Just how big Florida's ganja business gets depends on how many
Floridians decide to treat their ailments with weed, and how much
cannabis they consume. Morgan places the market at 400,000 to 500,000
Floridians with such diseases as cancer, epilepsy, AIDS, Parkinson's
disease, Crohn's disease and muscular dystrophy.
Medical marijuana consumption varies by state.
In Colorado, nearly 2.2 percent of the population uses weed to treat
health conditions, according to a report by the Florida Legislature's
Office of Economic and Demographic Research. If Floridians prove that
they're as keen on cannabis as Coloradans, more than 440,000 patients
would sign up to buy legalized pot.
In California and Washington, just 1.5 percent of residents use
medical pot. Apply that rate to Florida, and 300,000 patients would
buy medical marijuana.
The Office of Economic and Demographic Research issued a wide range
of estimates for potential sales of legalized pot, from as little as
$197 million a year to as much as $3.3 billion.

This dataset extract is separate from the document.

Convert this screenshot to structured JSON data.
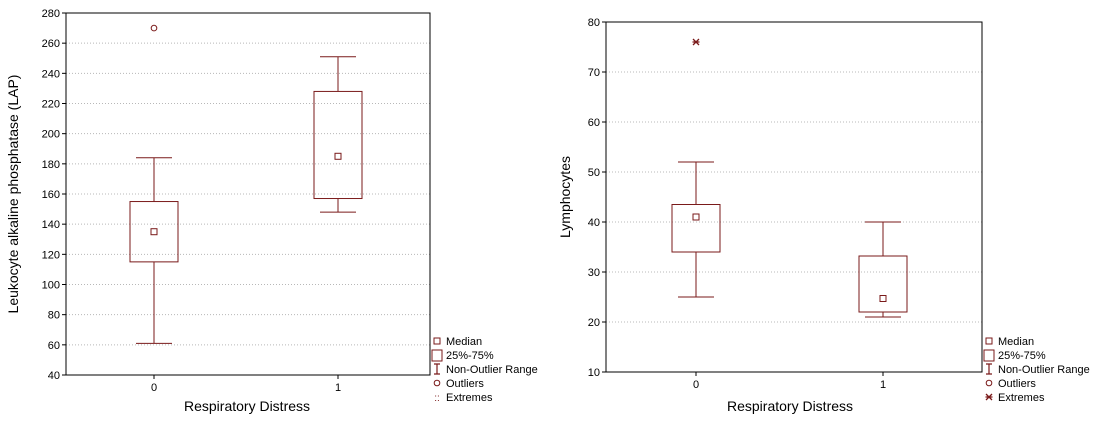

The low estimate is based on 250,000 Floridians signing up for the
state's medical marijuana program, then using 3.5 ounces a year at a
price of $225 per ounce. That works out to an annual weed budget of
$788 per person.
The high estimate assumes the same number of patients consume 30
ounces a year at a price of $450 an ounce - a pace that seems
unlikely, considering that users would have to come up with $13,500 a year.
Assuming medical marijuana is subjected to a 6 percent sales tax,
state revenue would range from $12 million to $357 million a year,
the Office of Economic and Demographic Research said.
Colorado, which has a broad legalization policy that allows anyone
over 21 to buy marijuana, collected $111.9 million in marijuana taxes
and fees in the first nine months of the 2015-16 fiscal year,
according to the Colorado Department of Revenue.
"There's a lot of unknowns at this point," Walsh said. "But we are
very bullish on the Florida market. This could be an industry that
generates hundreds of millions of dollars in sales and tens of
millions in revenue to state coffers."